Back then, she hated the way the little girls clacked their dollar store sandals on the sidewalk
     they pulled each other’s braids.

Back then, she hated the night time because that’s when the worst calls came.

She loved that all her daughters were married but hated the men they chose. She still
     points at their wedding photos above the television when we watch the evening news.

She hated the way the stray cats scratched her porch. She’d sweep them off with that
     old kitchen broom with the red peeling paint.

She made the worst bean and potato tacos in Taos. Me and all my cousins knew the
     sour funk of her pinto beans like a favorite song.

The smell from her pressure cooker would slap us on the back of the head if we tried to turn
     away from it.

Back then, she let her potatoes get soft like baby feet before she peeled them down to the size of
     boiled egg.

They tasted like old marshmallows coated in salt. I used my teeth to scrape the taste off my

Then she heard it–The Taos Hum

Aunt Celeste wasn’t the only one to hear it
She was just the weirdest about it.
Others described it as a
steady buzz,

like an old refrigerator
and they worried,
not because New Mexicans worry,                                         but because only a few in Taos could hear it.
She said it sounded like flies bumping                                                                        against
a windowpane.
Scientists                    from Los Alamos
came and did tests

They set up machines in Aunt Celeste’s home and movedall the pictures of her daughters into boxes.                              She complained on the phone
to her neighbors
about the black monitors with red and green lights that blinked
when anyone talked too loud and the long metal antennas

that never moved an inch,

but always poked her butt
when she walked by.

But nothing ever explained the sound only a few could hear.

So the scientists went home.
They took their gadgets off her shelf,                                                                            and she made them
put her pictures back where they were.

My auntie said she could finally hear what the stars were saying.
She yelled
at the passing cars that interrupted their conversations                                      in the middle of the night.

She started asking
if I had friends with single dads every time I went over for
her disgusting tacos.                       

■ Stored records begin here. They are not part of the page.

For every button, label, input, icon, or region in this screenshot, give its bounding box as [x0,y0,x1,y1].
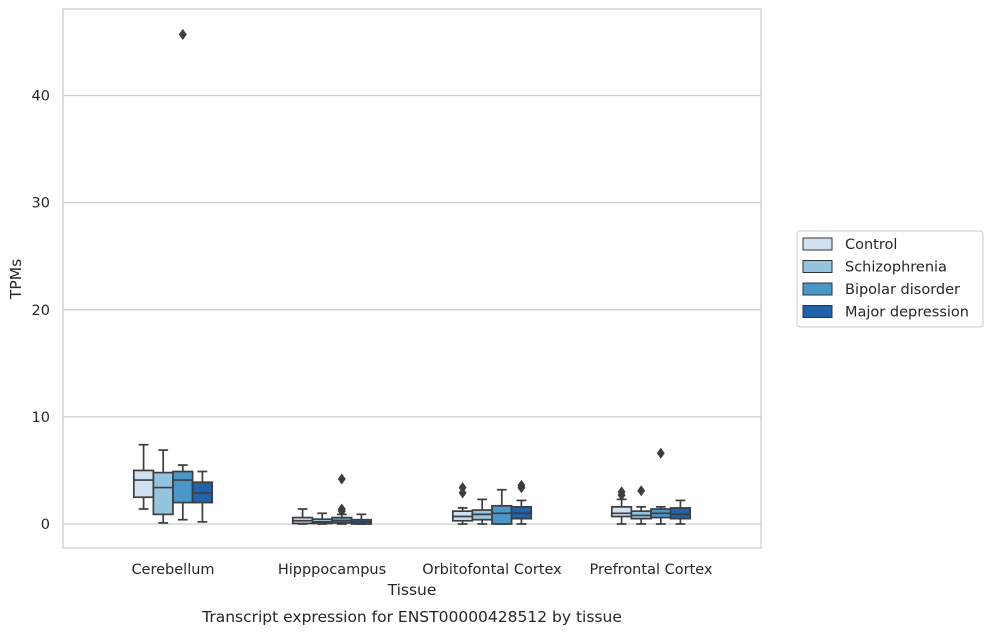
plot-area [63,9,761,548]
x-tick-label: Cerebellum [131,562,214,578]
y-tick-label: 0 [41,517,50,533]
plot-frame [62,8,762,549]
box-outlier [178,28,187,40]
legend-label: Control [845,237,897,253]
x-tick-label: Prefrontal Cortex [590,562,713,578]
y-tick-label: 20 [32,303,50,319]
box-outlier [517,479,526,491]
box-body [152,471,174,516]
box-body [132,469,155,499]
y-tick-label: 10 [32,410,50,426]
legend-swatch [802,237,833,251]
y-tick-labels: 0 10 20 30 40 [32,89,50,534]
legend-swatch [802,282,833,296]
x-tick-label: Hipppocampus [278,562,386,578]
box-outlier [656,447,665,459]
box-body [669,507,692,520]
chart-caption: Transcript expression for ENST0000042851… [201,608,622,626]
x-tick-labels: Cerebellum Hipppocampus Orbitofontal Corte… [131,562,712,578]
box-outlier [337,473,346,485]
legend-frame [796,230,984,328]
box-outlier [458,482,467,494]
x-tick-label: Orbitofontal Cortex [422,562,562,578]
legend: Control Schizophrenia Bipolar disorder Majo… [796,230,984,328]
box-body [491,504,513,525]
box-outlier [617,486,626,498]
box-outlier [637,485,646,497]
legend-label: Major depression [845,305,969,321]
y-tick-label: 40 [32,89,50,105]
y-tick-label: 30 [32,196,50,212]
box-plot-series [132,28,692,525]
box-body [172,470,194,504]
box-body [610,506,633,518]
legend-swatch [802,305,833,318]
box-outlier [337,503,346,515]
legend-label: Bipolar disorder [845,282,960,298]
legend-swatch [802,260,833,273]
legend-label: Schizophrenia [845,260,947,276]
y-axis-title: TPMs [7,259,25,300]
x-axis-title: Tissue [387,581,437,599]
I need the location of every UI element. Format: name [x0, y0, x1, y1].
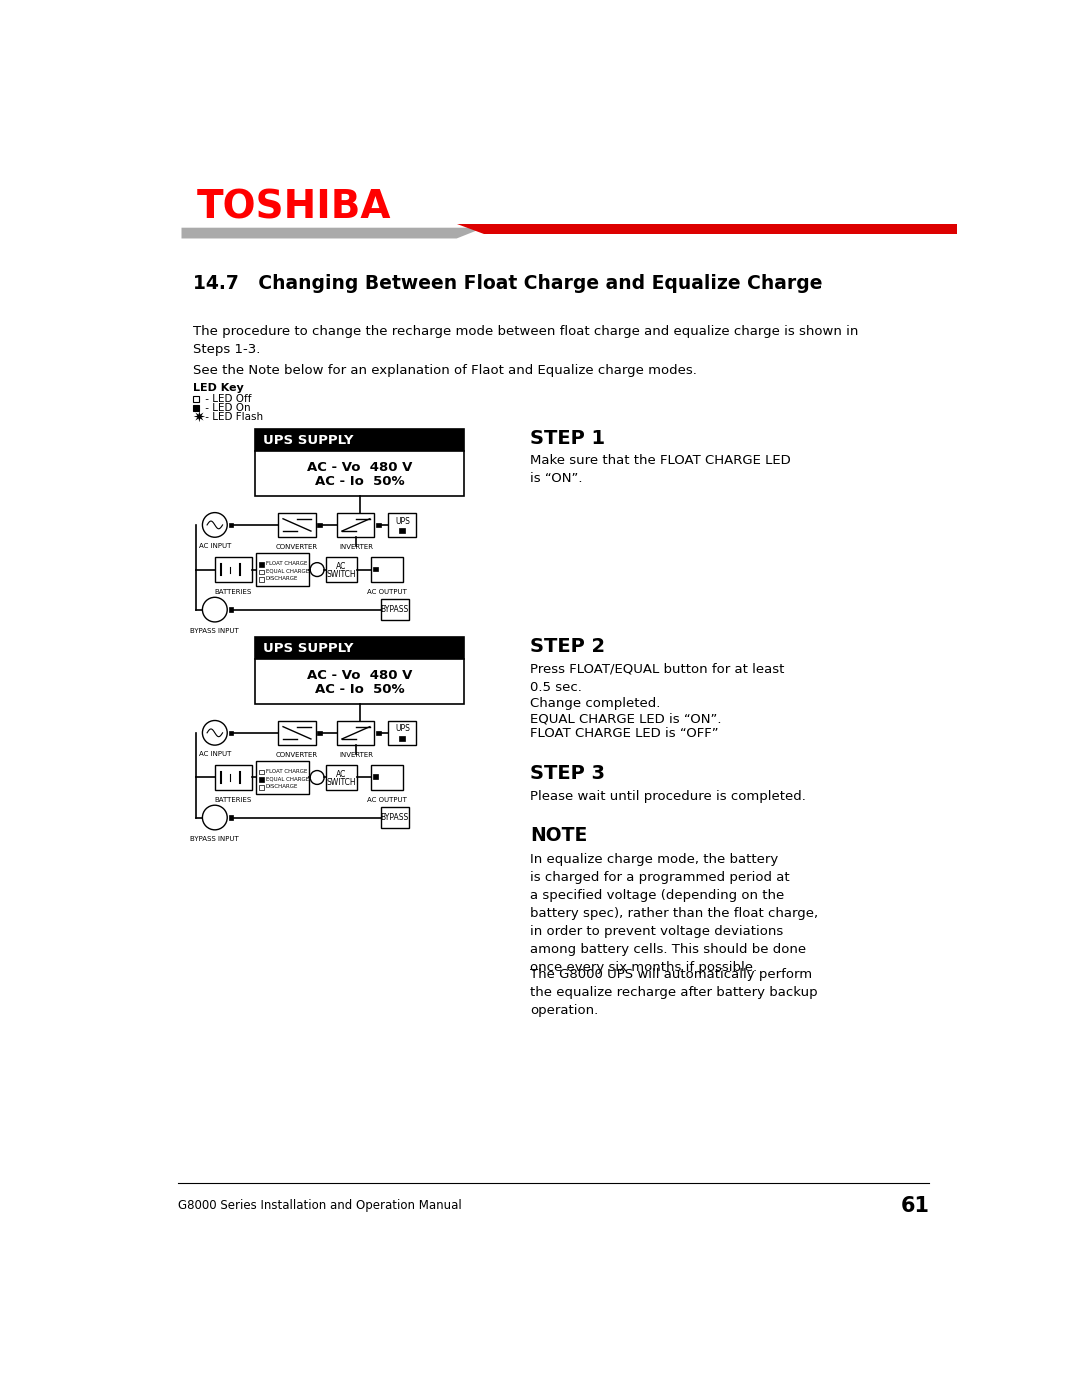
Bar — [256, 761, 309, 793]
Text: NOTE: NOTE — [530, 826, 588, 845]
Bar — [259, 770, 265, 774]
Text: BATTERIES: BATTERIES — [215, 796, 252, 803]
Text: - LED Off: - LED Off — [202, 394, 252, 404]
Polygon shape — [181, 228, 484, 239]
Bar — [255, 637, 464, 659]
Text: - LED On: - LED On — [202, 402, 251, 414]
Bar — [259, 562, 265, 567]
Bar — [229, 816, 233, 820]
Bar — [255, 659, 464, 704]
Bar — [376, 731, 380, 735]
Text: UPS SUPPLY: UPS SUPPLY — [262, 433, 353, 447]
Text: STEP 2: STEP 2 — [530, 637, 606, 657]
Text: UPS: UPS — [395, 517, 409, 525]
Text: BYPASS INPUT: BYPASS INPUT — [190, 835, 239, 842]
Text: AC INPUT: AC INPUT — [199, 543, 231, 549]
Text: UPS SUPPLY: UPS SUPPLY — [262, 641, 353, 655]
Text: EQUAL CHARGE LED is “ON”.: EQUAL CHARGE LED is “ON”. — [530, 712, 721, 726]
Bar — [389, 513, 416, 538]
Bar — [229, 608, 233, 612]
Bar — [380, 806, 408, 828]
Text: Press FLOAT/EQUAL button for at least
0.5 sec.: Press FLOAT/EQUAL button for at least 0.… — [530, 662, 785, 694]
Text: FLOAT CHARGE LED is “OFF”: FLOAT CHARGE LED is “OFF” — [530, 728, 719, 740]
Bar — [259, 778, 265, 782]
Bar — [370, 766, 403, 789]
Text: INVERTER: INVERTER — [339, 545, 373, 550]
Bar — [279, 721, 315, 745]
Text: AC - Vo  480 V: AC - Vo 480 V — [307, 669, 413, 682]
Bar — [380, 599, 408, 620]
Text: CONVERTER: CONVERTER — [275, 752, 318, 759]
Text: UPS: UPS — [395, 725, 409, 733]
Bar — [215, 766, 252, 789]
Text: AC - Io  50%: AC - Io 50% — [315, 475, 405, 488]
Bar — [279, 513, 315, 538]
Bar — [337, 721, 375, 745]
Bar — [326, 766, 356, 789]
Bar — [318, 522, 322, 527]
Text: AC: AC — [336, 770, 347, 780]
Text: BYPASS: BYPASS — [380, 813, 408, 821]
Text: STEP 1: STEP 1 — [530, 429, 606, 448]
Text: The G8000 UPS will automatically perform
the equalize recharge after battery bac: The G8000 UPS will automatically perform… — [530, 968, 818, 1017]
Text: STEP 3: STEP 3 — [530, 764, 605, 784]
Bar — [259, 577, 265, 583]
Text: FLOAT CHARGE: FLOAT CHARGE — [266, 562, 308, 566]
Bar — [229, 731, 233, 735]
Bar — [373, 774, 378, 780]
Text: EQUAL CHARGE: EQUAL CHARGE — [266, 569, 309, 574]
Text: LED Key: LED Key — [193, 383, 244, 393]
Text: ✷: ✷ — [192, 409, 205, 425]
Text: SWITCH: SWITCH — [326, 778, 356, 788]
Text: INVERTER: INVERTER — [339, 752, 373, 759]
Text: AC INPUT: AC INPUT — [199, 752, 231, 757]
Bar — [326, 557, 356, 583]
Bar — [373, 567, 378, 571]
Text: See the Note below for an explanation of Flaot and Equalize charge modes.: See the Note below for an explanation of… — [193, 365, 697, 377]
Bar — [337, 513, 375, 538]
Text: DISCHARGE: DISCHARGE — [266, 784, 298, 789]
Text: AC: AC — [336, 562, 347, 571]
Bar — [370, 557, 403, 583]
Text: FLOAT CHARGE: FLOAT CHARGE — [266, 768, 308, 774]
Text: BATTERIES: BATTERIES — [215, 588, 252, 595]
Bar — [318, 731, 322, 735]
Text: BYPASS INPUT: BYPASS INPUT — [190, 629, 239, 634]
Bar — [259, 570, 265, 574]
Bar — [259, 785, 265, 789]
Text: 61: 61 — [901, 1196, 930, 1217]
Bar — [255, 429, 464, 451]
Text: AC - Vo  480 V: AC - Vo 480 V — [307, 461, 413, 475]
Text: EQUAL CHARGE: EQUAL CHARGE — [266, 777, 309, 781]
Text: AC OUTPUT: AC OUTPUT — [367, 588, 407, 595]
Text: CONVERTER: CONVERTER — [275, 545, 318, 550]
Text: DISCHARGE: DISCHARGE — [266, 577, 298, 581]
Text: 14.7   Changing Between Float Charge and Equalize Charge: 14.7 Changing Between Float Charge and E… — [193, 274, 823, 292]
Bar — [193, 405, 200, 411]
Bar — [400, 528, 405, 532]
Bar — [193, 395, 200, 402]
Polygon shape — [457, 224, 957, 233]
Text: In equalize charge mode, the battery
is charged for a programmed period at
a spe: In equalize charge mode, the battery is … — [530, 854, 819, 974]
Bar — [255, 451, 464, 496]
Bar — [376, 522, 380, 527]
Bar — [215, 557, 252, 583]
Bar — [229, 522, 233, 527]
Text: SWITCH: SWITCH — [326, 570, 356, 580]
Text: G8000 Series Installation and Operation Manual: G8000 Series Installation and Operation … — [177, 1200, 461, 1213]
Text: AC OUTPUT: AC OUTPUT — [367, 796, 407, 803]
Bar — [400, 736, 405, 740]
Text: BYPASS: BYPASS — [380, 605, 408, 615]
Text: Please wait until procedure is completed.: Please wait until procedure is completed… — [530, 789, 806, 803]
Text: TOSHIBA: TOSHIBA — [197, 189, 391, 226]
Text: - LED Flash: - LED Flash — [202, 412, 262, 422]
Text: Make sure that the FLOAT CHARGE LED
is “ON”.: Make sure that the FLOAT CHARGE LED is “… — [530, 454, 791, 485]
Bar — [389, 721, 416, 745]
Text: The procedure to change the recharge mode between float charge and equalize char: The procedure to change the recharge mod… — [193, 326, 859, 356]
Text: AC - Io  50%: AC - Io 50% — [315, 683, 405, 696]
Text: Change completed.: Change completed. — [530, 697, 661, 711]
Bar — [256, 553, 309, 585]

    She said the hum       told her to have lots of sex   and the stars told her to have     it


          She rouged her cheeks
with lipstick and painted her lips with the juice of cherries                                                                          she ate

             by the pound.

          She still made a vat of pinto beans
          every other day                                                                          and they still smelled like old running shoes.

          After she heard the hum, she
would yell at my cousins and me
        to help her peel potatoes. We never
     helped before,
just ate.
She’d put a grocery bag in the middle
of the kitchen table and tell us to fill it
  with skin, and to tell each other stories
as she hummed along to the sound none of us could hear.